Even small very reasonable seperations can cause anger or fear. Make you question yourself, doubt yourself, make you think you’ve done something wrong. What is it about me that isn’t good enough to spend time with? I understand you need had a last minute meeting but what is it about me that makes me less important that you would break our plans? Don’t even consider large things.  I’m losing the time I would have spent with you, does tha mean I am losing you too? Rage. Hurtful words. Anger is my emotion. Anger at being used because clearly up until this point you have just been using me when you didn’t really think I was good enough to do anything with.

Despair.

Every time the apologies are more profuse, and they’re always sincere. The excuses, reasons, justifications become more frantic. Pleading, desperately hoping they forgive you to prove you worth their love. Please, I didn’t mean for it to sound that way, for it to mean that. I will learn, it will never happen again. Except it does.
Each time the test is a little larger, a little more extreme, until finally the structure is so unsound it collapses under it’s own weight for having the foundations picked apart.
The world crashes down, left alone, in the dark without the light that that relationship shed. The void is consuming. A vow is made to never let someone so close, ever, ever again. Well, with one exception…

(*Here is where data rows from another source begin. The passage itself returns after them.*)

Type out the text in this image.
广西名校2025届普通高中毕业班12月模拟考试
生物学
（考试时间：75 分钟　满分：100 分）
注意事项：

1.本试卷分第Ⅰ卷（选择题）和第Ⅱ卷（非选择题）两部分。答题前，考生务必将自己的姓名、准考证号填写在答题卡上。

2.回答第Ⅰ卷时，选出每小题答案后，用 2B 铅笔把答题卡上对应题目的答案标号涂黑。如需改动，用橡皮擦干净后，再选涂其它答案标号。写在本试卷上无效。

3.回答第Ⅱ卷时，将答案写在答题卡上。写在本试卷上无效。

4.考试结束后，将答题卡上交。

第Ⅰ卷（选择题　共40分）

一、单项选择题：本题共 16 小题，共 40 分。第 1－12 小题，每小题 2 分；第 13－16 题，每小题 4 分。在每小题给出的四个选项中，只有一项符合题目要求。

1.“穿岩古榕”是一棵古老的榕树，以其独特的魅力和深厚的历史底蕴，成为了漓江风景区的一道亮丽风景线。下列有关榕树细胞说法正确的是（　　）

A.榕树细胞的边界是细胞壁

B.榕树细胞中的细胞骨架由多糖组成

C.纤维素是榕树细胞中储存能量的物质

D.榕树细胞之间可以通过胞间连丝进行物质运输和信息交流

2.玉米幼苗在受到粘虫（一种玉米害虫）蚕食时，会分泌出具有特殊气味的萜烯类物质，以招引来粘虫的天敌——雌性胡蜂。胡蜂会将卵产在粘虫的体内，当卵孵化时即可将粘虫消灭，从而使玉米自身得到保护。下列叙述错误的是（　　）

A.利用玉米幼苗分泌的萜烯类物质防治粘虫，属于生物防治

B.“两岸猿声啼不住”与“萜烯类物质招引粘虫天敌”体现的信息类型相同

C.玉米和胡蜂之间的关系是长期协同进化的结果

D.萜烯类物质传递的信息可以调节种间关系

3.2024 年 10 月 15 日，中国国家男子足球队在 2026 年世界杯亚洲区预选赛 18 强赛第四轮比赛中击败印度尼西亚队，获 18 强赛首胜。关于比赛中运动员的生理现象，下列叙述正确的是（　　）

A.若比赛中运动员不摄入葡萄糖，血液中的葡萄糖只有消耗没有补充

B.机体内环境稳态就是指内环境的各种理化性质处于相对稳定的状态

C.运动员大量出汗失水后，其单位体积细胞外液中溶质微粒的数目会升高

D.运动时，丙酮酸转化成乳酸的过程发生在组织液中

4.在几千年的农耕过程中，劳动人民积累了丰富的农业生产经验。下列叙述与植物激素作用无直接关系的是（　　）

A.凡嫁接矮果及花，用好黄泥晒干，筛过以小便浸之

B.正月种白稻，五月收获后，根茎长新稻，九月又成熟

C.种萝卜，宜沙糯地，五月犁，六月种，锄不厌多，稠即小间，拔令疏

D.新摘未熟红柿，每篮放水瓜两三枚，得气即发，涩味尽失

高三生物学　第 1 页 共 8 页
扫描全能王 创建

It can be that the people chosen truly are uncaring, people not worthwhile that do not care to stick around or aren’t looking for anything beyond a superficial friendship. These people don’t tend to stick around anyway. But the people that you develop a firm belief in, the thought of them leaving is a waking nightmare. Also, a self-fulfilling prophecy. Who’s to say the fence would not have held up forever had you not felt the need to test the foundations? Would they have left if you had not created the circumstances that pushed them being their tolerance? By the time that thought occurs, it’s usually too late to let it go.